While preparing the former President Clinton for his 9/11 Commission testimony (as well as preparing his own), Berger stole top-secret national-defense documents from the National Archives, stuffing them in a briefcase and in his clothing. He destroyed documents, hid others — some at a nearby construction site. He later lied, claiming it was all a mistake, blaming the removal and destruction on "sloppiness" — "an honest mistake," he said, with former presidential backing.


Berger, for the record, wasn't stealing old lunch menus for his scrapbook. While we don't know everything he took (and in some cases destroyed), we know he did take drafts of what people familiar with it have described as a scathing "after-action report," done after the intelligence community failed to foil the millennium plot to bomb Los Angeles International Airport, which was instead left for an alert customs agent to discover. The report was a brutal internal review of our state of unreadiness — our vulnerability to domestic terrorism. A House government reform committee investigation revealed that Berger had unsupervised access to noninventoried original documents on terrorism for which there were no duplicates.


So perhaps Mrs. Clinton is holding Berger close as a "thank you": Thanks for making sure that some hard-hitting internal analysis of the Clinton administration's poor counterterrorism performance won't become breaking news on the way back to the White House. Or maybe Berger simply knows too much of the kind of information that could hurt an aspiring Clinton running on executive experience. That's surely another reason to keep him on board.


Perhaps candidate Clinton feels the need to prove that she is up for a challenge. How, after all, can she continue using the Democrats' top talking point — the claim that they are the antidote to a "culture of corruption" in Washington? If Berger's top-secret rampage isn't corrupt, I don't know what corrupt is.

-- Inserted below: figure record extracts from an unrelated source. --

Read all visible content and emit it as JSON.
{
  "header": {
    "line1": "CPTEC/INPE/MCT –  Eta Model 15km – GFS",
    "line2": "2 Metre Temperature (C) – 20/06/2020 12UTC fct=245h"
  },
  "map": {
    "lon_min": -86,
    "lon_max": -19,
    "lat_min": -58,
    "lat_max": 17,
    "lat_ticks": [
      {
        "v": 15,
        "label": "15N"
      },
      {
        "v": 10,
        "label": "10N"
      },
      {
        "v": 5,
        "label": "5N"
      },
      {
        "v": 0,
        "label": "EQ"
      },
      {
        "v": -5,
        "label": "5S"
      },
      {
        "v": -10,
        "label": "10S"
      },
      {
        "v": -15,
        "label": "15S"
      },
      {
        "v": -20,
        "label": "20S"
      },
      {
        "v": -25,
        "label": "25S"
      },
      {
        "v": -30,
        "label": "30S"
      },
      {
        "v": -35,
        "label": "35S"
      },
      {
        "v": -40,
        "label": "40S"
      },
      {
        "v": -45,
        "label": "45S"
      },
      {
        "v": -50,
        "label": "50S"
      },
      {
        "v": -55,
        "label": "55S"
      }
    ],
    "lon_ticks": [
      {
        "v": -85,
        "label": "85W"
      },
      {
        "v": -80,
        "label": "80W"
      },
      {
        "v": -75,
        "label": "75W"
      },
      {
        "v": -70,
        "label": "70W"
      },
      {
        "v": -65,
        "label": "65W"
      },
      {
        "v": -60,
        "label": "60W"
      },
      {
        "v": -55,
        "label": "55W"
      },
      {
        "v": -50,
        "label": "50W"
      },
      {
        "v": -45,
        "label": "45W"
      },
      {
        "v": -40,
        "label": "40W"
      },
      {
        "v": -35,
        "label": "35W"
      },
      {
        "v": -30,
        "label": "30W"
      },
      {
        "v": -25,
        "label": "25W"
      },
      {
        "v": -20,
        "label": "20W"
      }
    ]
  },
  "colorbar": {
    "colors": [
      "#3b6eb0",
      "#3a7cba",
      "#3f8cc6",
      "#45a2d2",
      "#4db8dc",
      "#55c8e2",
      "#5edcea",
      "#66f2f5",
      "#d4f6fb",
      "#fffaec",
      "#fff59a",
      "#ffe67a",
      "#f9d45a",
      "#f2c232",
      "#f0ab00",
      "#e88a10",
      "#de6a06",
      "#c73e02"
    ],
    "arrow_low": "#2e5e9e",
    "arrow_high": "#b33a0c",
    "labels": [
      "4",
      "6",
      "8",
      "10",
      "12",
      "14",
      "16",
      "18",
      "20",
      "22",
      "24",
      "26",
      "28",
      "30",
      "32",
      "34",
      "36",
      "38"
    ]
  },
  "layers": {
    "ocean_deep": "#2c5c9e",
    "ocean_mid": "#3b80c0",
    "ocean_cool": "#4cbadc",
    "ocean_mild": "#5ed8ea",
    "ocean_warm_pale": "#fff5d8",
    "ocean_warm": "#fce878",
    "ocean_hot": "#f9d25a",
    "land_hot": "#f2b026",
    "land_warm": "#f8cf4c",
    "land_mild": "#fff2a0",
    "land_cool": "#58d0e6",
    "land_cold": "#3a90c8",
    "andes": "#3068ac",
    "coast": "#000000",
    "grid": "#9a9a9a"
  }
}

However you view it, the facts are that the Berger case is weird, troubling and mishandled. It's been mishandled by the Clintonistas, who haven't had an open-door policy on the classified after-action report. Berger hasn't been in a rush to set the record straight, giving up his law license rather than let the D.C. bar do a thorough investigation. It's been mishandled by the Bush administration: The Justice Department let Berger plea bargain, admitting guilt to a misdemeanor handling of classified information, slapping him with a $50,000 fine. No jail for Berger the Burglar.


Now, of course, the last time we left a Clinton administration, they had redefined the word "is," so perhaps the Democrats' First Family may be able to pull a disappearing act on an obvious case of criminal activity.


Hillary may be able to get away with it. But for serious people, in serious times, it should disqualify her for the presidency.